Considered as one of the world’s longest land borders between countries, the border between China and India stretches for more than 3,440km (2,100 miles) long. And although, it consists of more than a single section, the main section, Line of Actual Control (LAC) lies in the Kashmir region which has been disputed by both parties for decades. Both have continually accused the other of overstepping the LAC and recently, tension rose last month, as India accused Chinese soldiers with armoured vehicles and heavy machinery advancing into the Ladakh region. This may be China’s response to the extensive building of infrastructure of India on its border. Although both countries have not reportedly resorted to any firepower since the bloody battle of 1962, their tactics turned to an all-out media war, with rivalling propaganda fuelled by their own strategic goals.

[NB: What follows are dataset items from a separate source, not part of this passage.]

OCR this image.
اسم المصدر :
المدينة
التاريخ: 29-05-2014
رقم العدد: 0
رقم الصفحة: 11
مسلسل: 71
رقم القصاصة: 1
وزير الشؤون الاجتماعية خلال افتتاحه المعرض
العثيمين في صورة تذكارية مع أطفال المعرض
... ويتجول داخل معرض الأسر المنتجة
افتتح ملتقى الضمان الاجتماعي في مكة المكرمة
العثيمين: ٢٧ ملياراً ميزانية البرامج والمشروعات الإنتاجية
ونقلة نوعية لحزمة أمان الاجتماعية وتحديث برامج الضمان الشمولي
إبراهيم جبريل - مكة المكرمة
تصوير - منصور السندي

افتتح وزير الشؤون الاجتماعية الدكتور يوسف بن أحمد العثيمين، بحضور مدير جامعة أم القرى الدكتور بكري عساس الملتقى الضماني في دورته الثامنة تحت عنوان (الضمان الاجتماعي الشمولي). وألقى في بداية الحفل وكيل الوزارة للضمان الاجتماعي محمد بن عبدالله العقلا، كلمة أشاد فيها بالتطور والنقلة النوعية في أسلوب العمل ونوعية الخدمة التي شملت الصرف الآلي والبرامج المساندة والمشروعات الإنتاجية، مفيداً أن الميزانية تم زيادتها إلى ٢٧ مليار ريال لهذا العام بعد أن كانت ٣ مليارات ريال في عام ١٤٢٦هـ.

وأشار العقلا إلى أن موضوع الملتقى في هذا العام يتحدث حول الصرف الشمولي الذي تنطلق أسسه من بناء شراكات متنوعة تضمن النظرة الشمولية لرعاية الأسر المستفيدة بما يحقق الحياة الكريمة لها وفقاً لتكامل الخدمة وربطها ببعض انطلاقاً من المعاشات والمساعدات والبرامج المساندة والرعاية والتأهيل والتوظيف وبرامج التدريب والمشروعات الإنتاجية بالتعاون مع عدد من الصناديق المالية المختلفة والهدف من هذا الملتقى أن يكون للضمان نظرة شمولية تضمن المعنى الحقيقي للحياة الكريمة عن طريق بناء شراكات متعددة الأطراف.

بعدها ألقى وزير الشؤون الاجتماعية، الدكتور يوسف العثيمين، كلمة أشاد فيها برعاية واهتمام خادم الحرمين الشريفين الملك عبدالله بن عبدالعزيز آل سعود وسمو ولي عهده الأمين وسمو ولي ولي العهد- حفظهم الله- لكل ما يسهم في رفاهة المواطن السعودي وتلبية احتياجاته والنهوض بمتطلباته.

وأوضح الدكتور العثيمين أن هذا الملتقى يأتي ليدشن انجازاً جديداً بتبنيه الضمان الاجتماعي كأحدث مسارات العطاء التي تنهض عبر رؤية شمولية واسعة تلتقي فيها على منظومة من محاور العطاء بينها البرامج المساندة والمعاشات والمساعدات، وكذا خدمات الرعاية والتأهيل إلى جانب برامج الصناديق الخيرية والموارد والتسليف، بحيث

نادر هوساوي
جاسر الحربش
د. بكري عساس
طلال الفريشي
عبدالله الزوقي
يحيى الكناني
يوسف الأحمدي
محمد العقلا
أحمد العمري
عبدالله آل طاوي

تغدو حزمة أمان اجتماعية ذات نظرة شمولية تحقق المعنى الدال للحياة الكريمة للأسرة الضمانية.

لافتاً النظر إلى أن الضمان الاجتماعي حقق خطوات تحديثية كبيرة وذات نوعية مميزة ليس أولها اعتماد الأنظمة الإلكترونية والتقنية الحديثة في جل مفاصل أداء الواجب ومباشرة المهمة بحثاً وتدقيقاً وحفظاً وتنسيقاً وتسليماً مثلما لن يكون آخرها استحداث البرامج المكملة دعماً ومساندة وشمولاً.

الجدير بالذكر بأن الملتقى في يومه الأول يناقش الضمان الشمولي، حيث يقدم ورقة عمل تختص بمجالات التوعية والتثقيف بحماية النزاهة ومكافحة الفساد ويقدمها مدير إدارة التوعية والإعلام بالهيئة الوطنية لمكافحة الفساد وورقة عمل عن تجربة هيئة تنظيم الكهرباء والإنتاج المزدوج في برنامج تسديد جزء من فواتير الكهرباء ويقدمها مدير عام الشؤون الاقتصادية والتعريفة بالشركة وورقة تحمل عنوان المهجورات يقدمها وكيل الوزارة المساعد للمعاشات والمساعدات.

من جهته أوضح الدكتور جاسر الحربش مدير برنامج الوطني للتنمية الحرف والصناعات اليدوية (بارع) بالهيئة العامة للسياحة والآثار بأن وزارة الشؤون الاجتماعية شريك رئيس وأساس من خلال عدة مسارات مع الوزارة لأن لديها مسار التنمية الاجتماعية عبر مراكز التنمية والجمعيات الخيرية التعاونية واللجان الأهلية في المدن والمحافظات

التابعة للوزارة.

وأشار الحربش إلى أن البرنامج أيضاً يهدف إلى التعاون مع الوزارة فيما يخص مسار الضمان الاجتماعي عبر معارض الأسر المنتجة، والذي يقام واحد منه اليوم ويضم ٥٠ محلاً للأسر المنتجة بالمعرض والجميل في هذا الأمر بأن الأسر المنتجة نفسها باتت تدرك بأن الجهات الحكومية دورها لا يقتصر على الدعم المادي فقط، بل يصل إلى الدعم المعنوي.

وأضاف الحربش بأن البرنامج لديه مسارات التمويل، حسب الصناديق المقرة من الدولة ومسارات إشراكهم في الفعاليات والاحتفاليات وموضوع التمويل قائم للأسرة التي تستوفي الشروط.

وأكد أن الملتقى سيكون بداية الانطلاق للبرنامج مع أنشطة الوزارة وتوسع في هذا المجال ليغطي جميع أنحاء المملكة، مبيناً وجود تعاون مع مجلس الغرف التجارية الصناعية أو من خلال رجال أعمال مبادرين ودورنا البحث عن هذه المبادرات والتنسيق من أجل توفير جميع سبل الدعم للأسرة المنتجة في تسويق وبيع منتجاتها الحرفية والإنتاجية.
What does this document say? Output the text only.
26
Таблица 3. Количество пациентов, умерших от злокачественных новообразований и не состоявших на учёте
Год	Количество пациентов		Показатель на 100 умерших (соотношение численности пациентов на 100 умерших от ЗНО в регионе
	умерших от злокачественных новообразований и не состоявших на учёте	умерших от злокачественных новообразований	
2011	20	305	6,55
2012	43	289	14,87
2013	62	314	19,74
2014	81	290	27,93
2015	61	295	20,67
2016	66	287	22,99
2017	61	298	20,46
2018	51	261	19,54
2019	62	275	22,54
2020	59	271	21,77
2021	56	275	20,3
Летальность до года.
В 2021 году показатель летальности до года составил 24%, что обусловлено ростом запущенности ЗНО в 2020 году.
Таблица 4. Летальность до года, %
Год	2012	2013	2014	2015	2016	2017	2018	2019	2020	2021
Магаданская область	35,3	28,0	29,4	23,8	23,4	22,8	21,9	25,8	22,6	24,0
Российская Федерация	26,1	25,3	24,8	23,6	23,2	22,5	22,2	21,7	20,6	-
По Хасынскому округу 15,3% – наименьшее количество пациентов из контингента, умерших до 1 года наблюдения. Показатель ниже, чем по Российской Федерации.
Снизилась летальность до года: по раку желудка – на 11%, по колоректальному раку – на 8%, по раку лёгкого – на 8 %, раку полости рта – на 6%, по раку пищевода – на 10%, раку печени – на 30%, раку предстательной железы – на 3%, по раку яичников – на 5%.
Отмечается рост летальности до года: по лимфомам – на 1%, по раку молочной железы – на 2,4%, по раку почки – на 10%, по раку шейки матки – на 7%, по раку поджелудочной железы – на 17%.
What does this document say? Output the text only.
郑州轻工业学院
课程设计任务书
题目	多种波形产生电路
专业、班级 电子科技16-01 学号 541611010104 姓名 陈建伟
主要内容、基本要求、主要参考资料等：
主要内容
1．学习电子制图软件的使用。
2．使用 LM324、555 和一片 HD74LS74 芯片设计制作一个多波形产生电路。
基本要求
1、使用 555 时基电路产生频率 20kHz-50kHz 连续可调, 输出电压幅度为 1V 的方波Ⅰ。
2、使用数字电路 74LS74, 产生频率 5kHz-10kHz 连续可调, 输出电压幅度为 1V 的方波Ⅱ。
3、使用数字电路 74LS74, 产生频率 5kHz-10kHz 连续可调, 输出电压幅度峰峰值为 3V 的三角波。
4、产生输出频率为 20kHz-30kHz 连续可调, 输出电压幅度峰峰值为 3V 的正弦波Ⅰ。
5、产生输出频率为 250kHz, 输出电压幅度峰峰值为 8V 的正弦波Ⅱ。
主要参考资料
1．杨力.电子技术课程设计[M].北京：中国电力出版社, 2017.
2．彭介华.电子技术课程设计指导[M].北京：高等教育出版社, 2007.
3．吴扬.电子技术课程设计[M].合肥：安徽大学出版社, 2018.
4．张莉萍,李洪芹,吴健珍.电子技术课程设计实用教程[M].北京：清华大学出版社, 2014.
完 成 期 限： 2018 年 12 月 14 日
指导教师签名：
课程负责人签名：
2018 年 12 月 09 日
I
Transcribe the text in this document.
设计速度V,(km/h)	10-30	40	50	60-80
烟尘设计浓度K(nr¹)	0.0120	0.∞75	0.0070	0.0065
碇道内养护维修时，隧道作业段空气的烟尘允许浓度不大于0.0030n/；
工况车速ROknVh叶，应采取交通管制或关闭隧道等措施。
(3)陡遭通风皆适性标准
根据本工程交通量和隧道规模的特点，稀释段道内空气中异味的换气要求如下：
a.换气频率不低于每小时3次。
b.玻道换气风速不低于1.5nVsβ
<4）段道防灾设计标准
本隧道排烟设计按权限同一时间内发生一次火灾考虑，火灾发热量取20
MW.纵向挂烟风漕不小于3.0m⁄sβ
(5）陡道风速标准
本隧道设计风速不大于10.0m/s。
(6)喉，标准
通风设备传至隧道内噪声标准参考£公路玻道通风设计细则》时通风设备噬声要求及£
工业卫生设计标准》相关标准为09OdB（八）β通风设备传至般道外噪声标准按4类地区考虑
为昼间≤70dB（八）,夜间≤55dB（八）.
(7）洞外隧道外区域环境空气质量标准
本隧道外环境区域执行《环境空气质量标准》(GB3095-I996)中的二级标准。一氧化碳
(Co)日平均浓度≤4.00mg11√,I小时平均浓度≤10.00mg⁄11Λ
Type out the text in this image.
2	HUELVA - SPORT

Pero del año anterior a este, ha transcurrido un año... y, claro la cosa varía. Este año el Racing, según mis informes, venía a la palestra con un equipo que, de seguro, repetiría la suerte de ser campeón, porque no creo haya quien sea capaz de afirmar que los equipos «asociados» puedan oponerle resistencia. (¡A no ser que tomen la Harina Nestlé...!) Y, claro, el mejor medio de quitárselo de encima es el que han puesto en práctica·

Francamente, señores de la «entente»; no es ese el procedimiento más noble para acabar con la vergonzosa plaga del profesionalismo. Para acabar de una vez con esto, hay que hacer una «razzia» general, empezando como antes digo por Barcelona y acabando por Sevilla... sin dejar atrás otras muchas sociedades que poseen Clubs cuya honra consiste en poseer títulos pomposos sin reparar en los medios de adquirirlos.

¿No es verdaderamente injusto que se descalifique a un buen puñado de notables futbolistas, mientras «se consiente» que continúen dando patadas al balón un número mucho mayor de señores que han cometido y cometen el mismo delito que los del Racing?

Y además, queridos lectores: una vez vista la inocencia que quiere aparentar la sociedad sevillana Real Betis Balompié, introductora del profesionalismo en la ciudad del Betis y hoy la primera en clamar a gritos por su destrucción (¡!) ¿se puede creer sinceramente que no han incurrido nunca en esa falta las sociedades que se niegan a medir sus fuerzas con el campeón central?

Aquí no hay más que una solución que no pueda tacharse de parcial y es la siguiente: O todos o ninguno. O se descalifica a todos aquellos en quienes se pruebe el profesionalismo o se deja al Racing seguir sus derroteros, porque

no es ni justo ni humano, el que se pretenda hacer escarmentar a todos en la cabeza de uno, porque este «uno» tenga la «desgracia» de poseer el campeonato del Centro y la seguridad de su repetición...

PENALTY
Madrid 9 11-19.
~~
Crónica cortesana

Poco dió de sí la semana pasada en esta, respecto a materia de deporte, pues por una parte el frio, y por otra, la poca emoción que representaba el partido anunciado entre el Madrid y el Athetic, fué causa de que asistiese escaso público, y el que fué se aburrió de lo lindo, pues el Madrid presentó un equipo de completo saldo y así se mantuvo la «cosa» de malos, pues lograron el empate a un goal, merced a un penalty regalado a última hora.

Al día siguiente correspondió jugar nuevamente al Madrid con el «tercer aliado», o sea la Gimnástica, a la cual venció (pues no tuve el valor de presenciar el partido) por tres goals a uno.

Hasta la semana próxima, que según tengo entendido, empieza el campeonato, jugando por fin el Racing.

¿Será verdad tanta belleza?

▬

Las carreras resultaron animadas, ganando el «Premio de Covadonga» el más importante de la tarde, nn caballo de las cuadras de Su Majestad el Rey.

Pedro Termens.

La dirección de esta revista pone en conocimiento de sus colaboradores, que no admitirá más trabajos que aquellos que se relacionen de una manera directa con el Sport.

As the conflict reignites, a standoff between troops deployed in the area became apparent in May. In fact, India’s Prime Minister Narendra Modi called upon the nation’s top military chiefs as well as their national security adviser, Ajit Doval for ‘bolstering India’s military preparedness to deal with external security challenges’. With which the Chinese foreign ministry contradicts this by saying, ‘At present, the situation along the border between China and India is generally stable and controllable’. Both state media highlights their country’s capabilities to respond to any and all threats with the Chinese media outlets broadcasting footage of the People’s Liberation Army manoeuvres in the region. Such approach was met by an aggressive tone of the Home Affairs Minister of India, Amit Shah, expressing, ‘any intrusion into the borders of India will be punished.’
Nevertheless, the long-running dispute may start to come to a resolution as the two countries met on Sunday, June 07, and have agreed to peacefully resolve the border conflict. Military leaders from both countries convened in a ‘cordial and positive atmosphere’ and subsequently stating that both countries agreed to ‘continue military and diplomatic engagements to ensure peace and tranquillity’ in the border. Whether this peace treaty will hold up in the long run, will be any one’s guess.